With the arrival of the college entrance examination, mathematics exams have once again become a "devil" in the hearts of candidates. In this competitive environment, six artificial intelligence models participated in the challenge. They are DouBao from ByteDance, YuanBao from Tencent, Tongyi from Alibaba, WenXin X1Turbo from Baidu, DeepSeek from Shendu Qiusuo, and o3 from OpenAI. This test adopted 14 objective questions from the 2025 New Curriculum Standard I Volume, with a total score of 73 points, covering single-choice questions, multiple-choice questions, and fill-in-the-blank questions.
To ensure fairness in the test, all models answered the questions without system prompts or internet search support, and each model could only answer once. After intense competition, the final results were unexpected. DouBao and YuanBao tied for first place with scores of 68, showcasing their excellent reasoning abilities. In comparison, DeepSeek and Tongyi performed slightly less impressively, finishing with scores of 63 and 62, respectively. The performance of WenXin X1 and o3 was disappointing, especially for o3, which only scored 34, indicating insufficient adaptability to domestic college entrance examination questions.

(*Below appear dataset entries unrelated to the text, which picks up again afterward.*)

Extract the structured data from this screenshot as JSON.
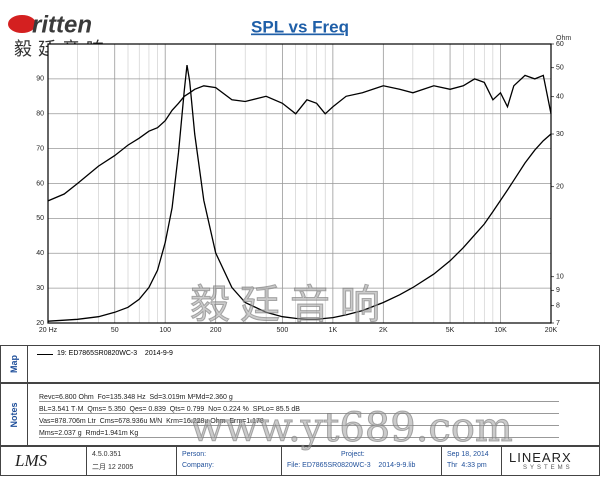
{
  "logo": {
    "brand": "ritten",
    "chinese": "毅廷音响"
  },
  "chart_data": {
    "type": "line",
    "title": "SPL vs Freq",
    "y2label": "Ohm",
    "xscale": "log",
    "y2scale": "log",
    "grid": true,
    "xlim": [
      20,
      20000
    ],
    "xticks": [
      {
        "value": 20,
        "label": "20 Hz"
      },
      50,
      100,
      200,
      500,
      {
        "value": 1000,
        "label": "1K"
      },
      {
        "value": 2000,
        "label": "2K"
      },
      {
        "value": 5000,
        "label": "5K"
      },
      {
        "value": 10000,
        "label": "10K"
      },
      {
        "value": 20000,
        "label": "20K"
      }
    ],
    "ylim": [
      20,
      100
    ],
    "yticks": [
      20,
      30,
      40,
      50,
      60,
      70,
      80,
      90
    ],
    "y2lim": [
      7,
      60
    ],
    "y2ticks": [
      7,
      8,
      9,
      10,
      20,
      30,
      40,
      50,
      60
    ],
    "x": [
      20,
      25,
      30,
      40,
      50,
      60,
      70,
      80,
      90,
      100,
      110,
      120,
      130,
      135,
      140,
      150,
      170,
      200,
      250,
      300,
      400,
      500,
      600,
      700,
      800,
      900,
      1000,
      1200,
      1500,
      2000,
      2500,
      3000,
      4000,
      5000,
      6000,
      7000,
      8000,
      9000,
      10000,
      11000,
      12000,
      14000,
      16000,
      18000,
      20000
    ],
    "series": [
      {
        "color": "#000000",
        "values": [
          55,
          57,
          60,
          65,
          68,
          71,
          73,
          75,
          76,
          78,
          81,
          83,
          85,
          85.5,
          86,
          87,
          88,
          87.5,
          84,
          83.5,
          85,
          83,
          80,
          84,
          83,
          80,
          82,
          85,
          86,
          88,
          87,
          86,
          88,
          87,
          88,
          90,
          89,
          84,
          86,
          82,
          88,
          91,
          90,
          91,
          80
        ]
      },
      {
        "color": "#000000",
        "axis": "y2",
        "values": [
          7.1,
          7.15,
          7.2,
          7.35,
          7.6,
          7.9,
          8.4,
          9.2,
          10.5,
          13,
          17,
          26,
          42,
          51,
          45,
          30,
          18,
          12,
          9.2,
          8.2,
          7.6,
          7.35,
          7.25,
          7.2,
          7.2,
          7.25,
          7.3,
          7.45,
          7.7,
          8.2,
          8.7,
          9.2,
          10.2,
          11.3,
          12.5,
          13.8,
          15,
          16.5,
          18,
          19.5,
          21,
          24,
          26.5,
          28.5,
          30
        ]
      }
    ]
  },
  "map": {
    "label": "Map",
    "entry": "19: ED7865SR0820WC-3    2014-9-9"
  },
  "notes": {
    "label": "Notes",
    "lines": [
      "Revc=6.800 Ohm  Fo=135.348 Hz  Sd=3.019m M²Md=2.360 g",
      "BL=3.541 T·M  Qms= 5.350  Qes= 0.839  Qts= 0.799  No= 0.224 %  SPLo= 85.5 dB",
      "Vas=878.706m Ltr  Cms=678.936u M/N  Krm=16.228u Ohm  Erm=1.178",
      "Mms=2.037 g  Rmd=1.941m Kg"
    ]
  },
  "footer": {
    "lms": "LMS",
    "version": "4.5.0.351",
    "build": "二月 12 2005",
    "person": "Person:",
    "company": "Company:",
    "project": "Project:",
    "file": "File: ED7865SR0820WC-3    2014-9-9.lib",
    "date": "Sep 18, 2014",
    "time": "Thr  4:33 pm",
    "vendor": "LINEARX",
    "vendor_sub": "SYSTEMS"
  },
  "watermark": {
    "chinese": "毅廷音响",
    "url": "www.yt689.com"
  }
}
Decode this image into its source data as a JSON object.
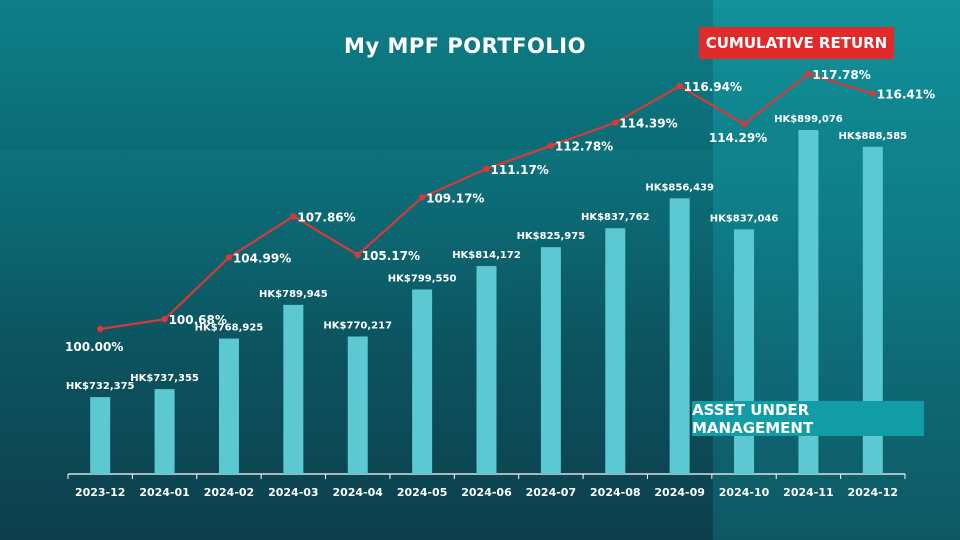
{
  "slide": {
    "title": "My MPF PORTFOLIO",
    "cumulative_return_label": "CUMULATIVE RETURN",
    "aum_label": "ASSET UNDER MANAGEMENT"
  },
  "colors": {
    "bar": "#5cc8d2",
    "line": "#d63a3a",
    "axis": "#ffffff",
    "badge_return": "#e12b2b",
    "badge_aum": "#129ca5"
  },
  "chart_data": {
    "type": "bar",
    "title": "My MPF PORTFOLIO",
    "categories": [
      "2023-12",
      "2024-01",
      "2024-02",
      "2024-03",
      "2024-04",
      "2024-05",
      "2024-06",
      "2024-07",
      "2024-08",
      "2024-09",
      "2024-10",
      "2024-11",
      "2024-12"
    ],
    "series": [
      {
        "name": "ASSET UNDER MANAGEMENT",
        "type": "bar",
        "values": [
          732375,
          737355,
          768925,
          789945,
          770217,
          799550,
          814172,
          825975,
          837762,
          856439,
          837046,
          899076,
          888585
        ],
        "labels": [
          "HK$732,375",
          "HK$737,355",
          "HK$768,925",
          "HK$789,945",
          "HK$770,217",
          "HK$799,550",
          "HK$814,172",
          "HK$825,975",
          "HK$837,762",
          "HK$856,439",
          "HK$837,046",
          "HK$899,076",
          "HK$888,585"
        ]
      },
      {
        "name": "CUMULATIVE RETURN",
        "type": "line",
        "values": [
          100.0,
          100.68,
          104.99,
          107.86,
          105.17,
          109.17,
          111.17,
          112.78,
          114.39,
          116.94,
          114.29,
          117.78,
          116.41
        ],
        "labels": [
          "100.00%",
          "100.68%",
          "104.99%",
          "107.86%",
          "105.17%",
          "109.17%",
          "111.17%",
          "112.78%",
          "114.39%",
          "116.94%",
          "114.29%",
          "117.78%",
          "116.41%"
        ]
      }
    ],
    "grid": false,
    "legend": "none"
  }
}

In terms of specific question types, DouBao, Tongyi, and YuanBao shone brightly in the single-choice questions, each scoring 35 points. DeepSeek scored 30 due to two mistakes, while o3 performed poorly, scoring only 20 in the single-choice questions, getting half of the questions wrong. In the multiple-choice questions, DouBao, DeepSeek, and YuanBao all performed perfectly, answering all three questions correctly, demonstrating strong stability.相对来说,Tongyi performed quickly but also made judgment errors at critical moments, leading to unsatisfactory scores.
This test not only revealed the potential and shortcomings of various AI models in college entrance examination mathematics but also reflected their progress in reasoning and reflection capabilities. Compared to last year, these models showed significant improvements in detail handling, formula application, and logical reasoning. Despite still having some errors and deficiencies, this competition undoubtedly laid a foundation for future AI mathematical capabilities.